Technically they are supposed to be in their yard or on a leash. But our particular subdivision is a bit neglected. Its kind of like the old west I half-joke at times. The area is outside of Houston. Its part rural, part suburb. There are city ordinances, but in our subdivision in particular a lot gets overlooked. Most dogs are either fenced or chained, but there are also a fair number that just wander at will too. In the case of our neighbor they were struggling to keep the dogs in. For 3-4 weeks before the incident all 4 of them kept escaping. At most they riled our dogs up which was annoying but no real harm. So we just minded our own business. However that morning it became our business when I had to chase all of them out. The irritating part for me was they saw me cleaning up the bodies (they were just doing to do it, not eating them, just kill & move on to the next) and neither of them (his wife or him) didn't even come over to apologize. He waited till my husband came home to apologize & even then my husband had to go to him. He profusely apologized to my husband & when my husband came back he said he felt we should just leave it there that the guy was embarrassed and felt bad and we shouldn't make waves with our neighbors. It'd take another 2 weeks for him to eventually find a solution to keep all 4 dogs from escaping again. Occasionally the ring leader of the 4 will still get out now and then while they are at work and he'll go home shortly before they get home. They are German Shepherd-Bull Terrier mixes which with that particular breed mix none of the situation surprises me. You have intelligent, stubborn dogs with a high prey drive cooped up in a small yard with no stimulation other than each other or plotting escape.
That really sucks. People like that shouldn’t be allowed to keep dogs. Especially not a whole pack of them! If you don’t want to go to the authorities, your only other option is defense. Do you have any kind of firearms? What are your defense of property laws? This being Texas, I don’t suppose it would be judged too harshly if you shot a dog that was on your property destroying your livestock.
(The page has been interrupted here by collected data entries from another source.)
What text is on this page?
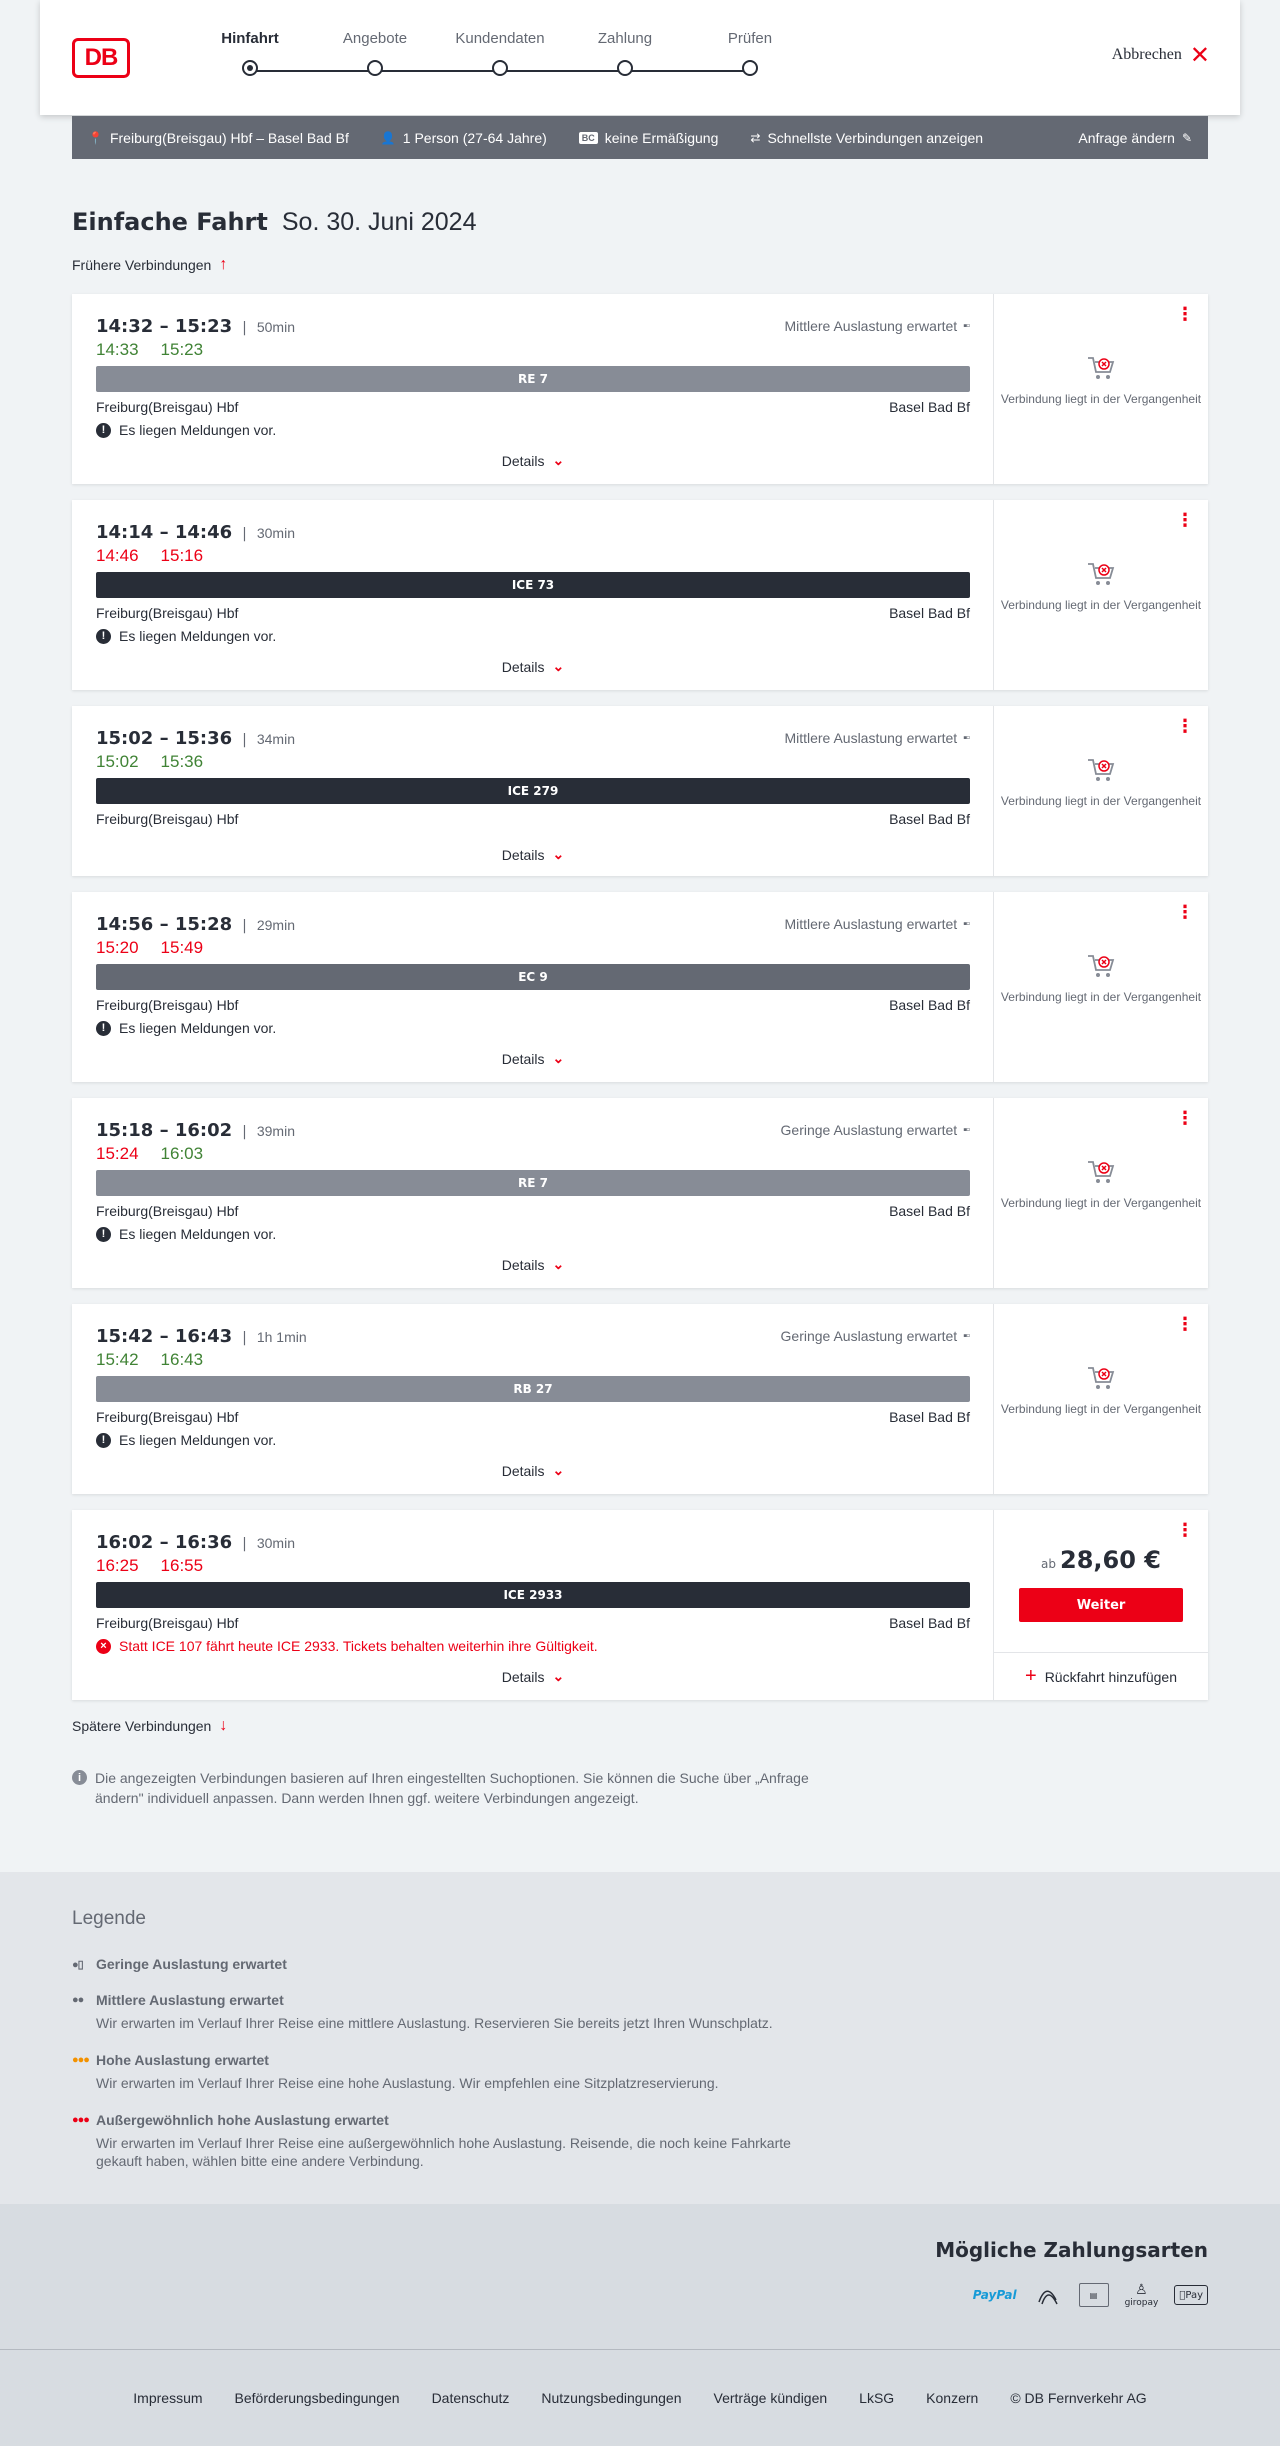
DB
Hinfahrt	Angebote	Kundendaten	Zahlung	Prüfen
Abbrechen ✕
📍 Freiburg(Breisgau) Hbf – Basel Bad Bf	👤 1 Person (27-64 Jahre)	BC keine Ermäßigung	⇄ Schnellste Verbindungen anzeigen	Anfrage ändern ✎
Einfache Fahrt So. 30. Juni 2024
Frühere Verbindungen ↑
14:32 – 15:23 | 50min
14:33 15:23
Mittlere Auslastung erwartet ▪▫
RE 7
Freiburg(Breisgau) Hbf	Basel Bad Bf
! Es liegen Meldungen vor.
Details ⌄
⋮
Verbindung liegt in der Vergangenheit
14:14 – 14:46 | 30min
14:46 15:16
ICE 73
Freiburg(Breisgau) Hbf	Basel Bad Bf
! Es liegen Meldungen vor.
Details ⌄
⋮
Verbindung liegt in der Vergangenheit
15:02 – 15:36 | 34min
15:02 15:36
Mittlere Auslastung erwartet ▪▫
ICE 279
Freiburg(Breisgau) Hbf	Basel Bad Bf
Details ⌄
⋮
Verbindung liegt in der Vergangenheit
14:56 – 15:28 | 29min
15:20 15:49
Mittlere Auslastung erwartet ▪▫
EC 9
Freiburg(Breisgau) Hbf	Basel Bad Bf
! Es liegen Meldungen vor.
Details ⌄
⋮
Verbindung liegt in der Vergangenheit
15:18 – 16:02 | 39min
15:24 16:03
Geringe Auslastung erwartet ▪▫
RE 7
Freiburg(Breisgau) Hbf	Basel Bad Bf
! Es liegen Meldungen vor.
Details ⌄
⋮
Verbindung liegt in der Vergangenheit
15:42 – 16:43 | 1h 1min
15:42 16:43
Geringe Auslastung erwartet ▪▫
RB 27
Freiburg(Breisgau) Hbf	Basel Bad Bf
! Es liegen Meldungen vor.
Details ⌄
⋮
Verbindung liegt in der Vergangenheit
16:02 – 16:36 | 30min
16:25 16:55
ICE 2933
Freiburg(Breisgau) Hbf	Basel Bad Bf
× Statt ICE 107 fährt heute ICE 2933. Tickets behalten weiterhin ihre Gültigkeit.
Details ⌄
⋮
ab 28,60 €
Weiter
+ Rückfahrt hinzufügen
Spätere Verbindungen ↓
i Die angezeigten Verbindungen basieren auf Ihren eingestellten Suchoptionen. Sie können die Suche über „Anfrage ändern" individuell anpassen. Dann werden Ihnen ggf. weitere Verbindungen angezeigt.
Legende
●▯ Geringe Auslastung erwartet
●● Mittlere Auslastung erwartet
Wir erwarten im Verlauf Ihrer Reise eine mittlere Auslastung. Reservieren Sie bereits jetzt Ihren Wunschplatz.
●●● Hohe Auslastung erwartet
Wir erwarten im Verlauf Ihrer Reise eine hohe Auslastung. Wir empfehlen eine Sitzplatzreservierung.
●●● Außergewöhnlich hohe Auslastung erwartet
Wir erwarten im Verlauf Ihrer Reise eine außergewöhnlich hohe Auslastung. Reisende, die noch keine Fahrkarte gekauft haben, wählen bitte eine andere Verbindung.
Mögliche Zahlungsarten
PayPal	▤	♙
giropay
Pay
Impressum Beförderungsbedingungen Datenschutz Nutzungsbedingungen Verträge kündigen LkSG Konzern © DB Fernverkehr AG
It would just be defense. And maybe the dog owner would then try a little harder to keep his dogs off of other people’s properties. I’d feel bad for the dogs, as it’s not their fault, but unfortunately animals often have to pay for their owners’ shortcomings. Chickens aside, with small children you have every right to feel concerned and threatened by large dogs breaking into your yard. It would be self defense and defense of children. You’d be justified.
 
I would tell the neighbor to run a hot line around his dog yard or risk getting the dog back in a bag. How horrifying that he has dogs running wild that rip up other people pets and he doesn't see it as enough of a problem to even face you directly to apologize. A good neighbor would have immediately apologized and offered to replace the dead birds. A better neighbor would have acknowledged that they were irreplaceable as pets in the hearts of your children and apologized to THEM as well.
 
I would tell the neighbor to run a hot line around his dog yard or risk getting the dog back in a bag. How horrifying that he has dogs running wild that rip up other people pets and he doesn't see it as enough of a problem to even face you directly to apologize. A good neighbor would have immediately apologized and offered to replace the dead birds. A better neighbor would have acknowledged that they were irreplaceable as pets in the hearts of your children and apologized to THEM as well.
Absolutely. This guy isn’t worth a coy and forgiving approach. He doesn’t care. He’s the bad neighbor, not OP. I still say go to the authorities, and if that doesn’t work, shoot the dogs.